Рудольф — без всякого сомнения, самая интересная фигура в нашей семье. Когда ему было двадцать лет, в середине пятидесятых, он как-то раз утром позвонил матери, и та, не дав сказать ему ни слова, попросила его немедленно приехать: мол, нужна его помощь в перестановке мебели, завтра придут маляры, а помощи ни от кого не дождешься. Мать с Рудольфом любили друг друга, как два голубка, Рудольф еще ни разу в жизни не отказал ей ни в одной просьбе, но тут он вдруг стал мяться и в конце концов признался, что звонит из Амстердама и собирается остаться там на пару лет. Мать испустила такой пронзительный крик, что соседка, с которой они еще два дня назад вместе ходили в кино, испуганно постучала в дверь. В следующий раз он вышел на связь через три месяца, уже из Стокгольма, где он работал на кухне какого-то ресторана. Мать сказала: «Все ясно, наш Рудольф стал посудомойкой».
Если мне не изменяет память, он пять раз сидел в тюрьме, каждый раз не дольше двух недель. Сейчас он богат, на него работают три адвоката, и он ни шагу не делает без своих телохранителей. В последние годы всякий раз, когда он звонил и я спрашивал, где он сейчас находится, он отвечал: «Это неважно». Я не знаю, как он заработал свои деньги (бешеные деньги, потому что его подарки оставляют поистине неизгладимое впечатление!), знаю только, что карманными кражами столько денег не заработаешь.
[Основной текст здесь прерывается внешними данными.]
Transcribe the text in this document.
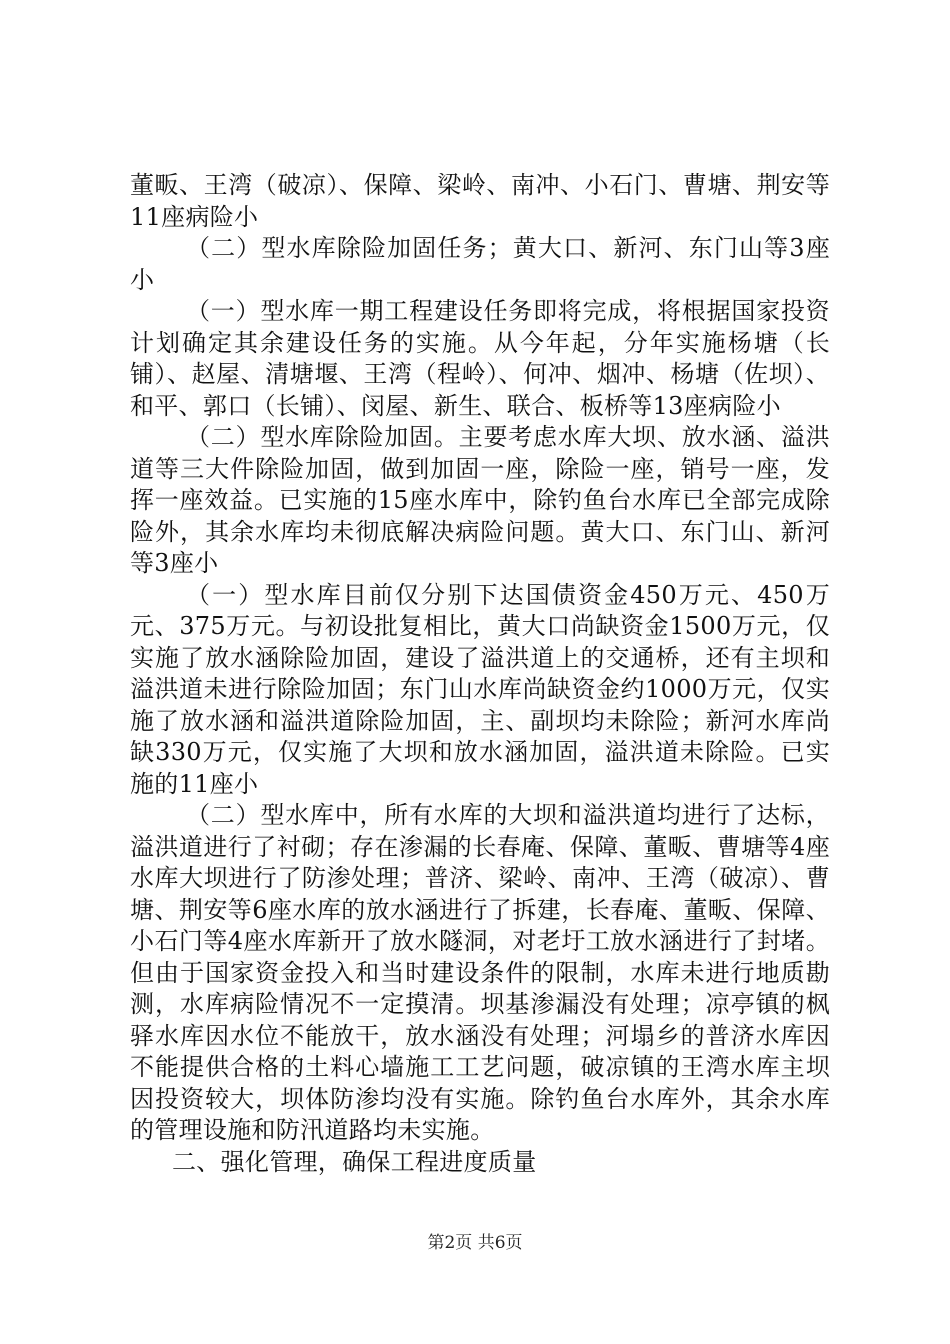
董畈、王湾（破凉）、保障、梁岭、南冲、小石门、曹塘、荆安等11座病险小

（二）型水库除险加固任务；黄大口、新河、东门山等3座小

（一）型水库一期工程建设任务即将完成，将根据国家投资计划确定其余建设任务的实施。从今年起，分年实施杨塘（长铺）、赵屋、清塘堰、王湾（程岭）、何冲、烟冲、杨塘（佐坝）、和平、郭口（长铺）、闵屋、新生、联合、板桥等13座病险小

（二）型水库除险加固。主要考虑水库大坝、放水涵、溢洪道等三大件除险加固，做到加固一座，除险一座，销号一座，发挥一座效益。已实施的15座水库中，除钓鱼台水库已全部完成除险外，其余水库均未彻底解决病险问题。黄大口、东门山、新河等3座小

（一）型水库目前仅分别下达国债资金450万元、450万元、375万元。与初设批复相比，黄大口尚缺资金1500万元，仅实施了放水涵除险加固，建设了溢洪道上的交通桥，还有主坝和溢洪道未进行除险加固；东门山水库尚缺资金约1000万元，仅实施了放水涵和溢洪道除险加固，主、副坝均未除险；新河水库尚缺330万元，仅实施了大坝和放水涵加固，溢洪道未除险。已实施的11座小

（二）型水库中，所有水库的大坝和溢洪道均进行了达标，溢洪道进行了衬砌；存在渗漏的长春庵、保障、董畈、曹塘等4座水库大坝进行了防渗处理；普济、梁岭、南冲、王湾（破凉）、曹塘、荆安等6座水库的放水涵进行了拆建，长春庵、董畈、保障、小石门等4座水库新开了放水隧洞，对老圩工放水涵进行了封堵。但由于国家资金投入和当时建设条件的限制，水库未进行地质勘测，水库病险情况不一定摸清。坝基渗漏没有处理；凉亭镇的枫驿水库因水位不能放干，放水涵没有处理；河塌乡的普济水库因不能提供合格的土料心墙施工工艺问题，破凉镇的王湾水库主坝因投资较大，坝体防渗均没有实施。除钓鱼台水库外，其余水库的管理设施和防汛道路均未实施。

二、强化管理，确保工程进度质量

第2页 共6页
Когда я оказываюсь за границей, он приезжает ко мне, невзирая ни на какие расстояния. Правда, он приезжает только после того, как проконсультируется со своими адвокатами: одна страна годится для свидания с братом, другая ему противопоказана — в зависимости от ее участия в конвенции о выдаче преследуемых лиц. Чаще всего мы бросались друг другу на грудь в Будапеште, но он приезжал ко мне и в Белград, и в Софию, и в Каир. В Будапеште я обычно останавливался в гостинице Союза писателей, а он в отеле «Геллерт», где снимал для себя и своих телохранителей (невероятно скромных парней, которые даже не решались смотреть мне в глаза) целую анфиладу. Я никогда не знал, откуда он приехал и куда уезжает. Он утешал меня: «Меньше знаешь, лучше спишь». Однажды в Будапеште, после того как он уехал, я отправился к портье и поинтересовался адресом господина Хэтманна, мол, мне нужно ему кое-что отправить. Приветливый портье полистал в своей книге, еще раз переспросил фамилию. Я повторил: Рудольф Хэтманн, он уехал сегодня. Но тот, еще раз просмотрев все записи, улыбнулся так печально, как могут улыбаться только венгры, и сказал: «Мне очень жаль, но господин Хэтманн у нас не останавливался».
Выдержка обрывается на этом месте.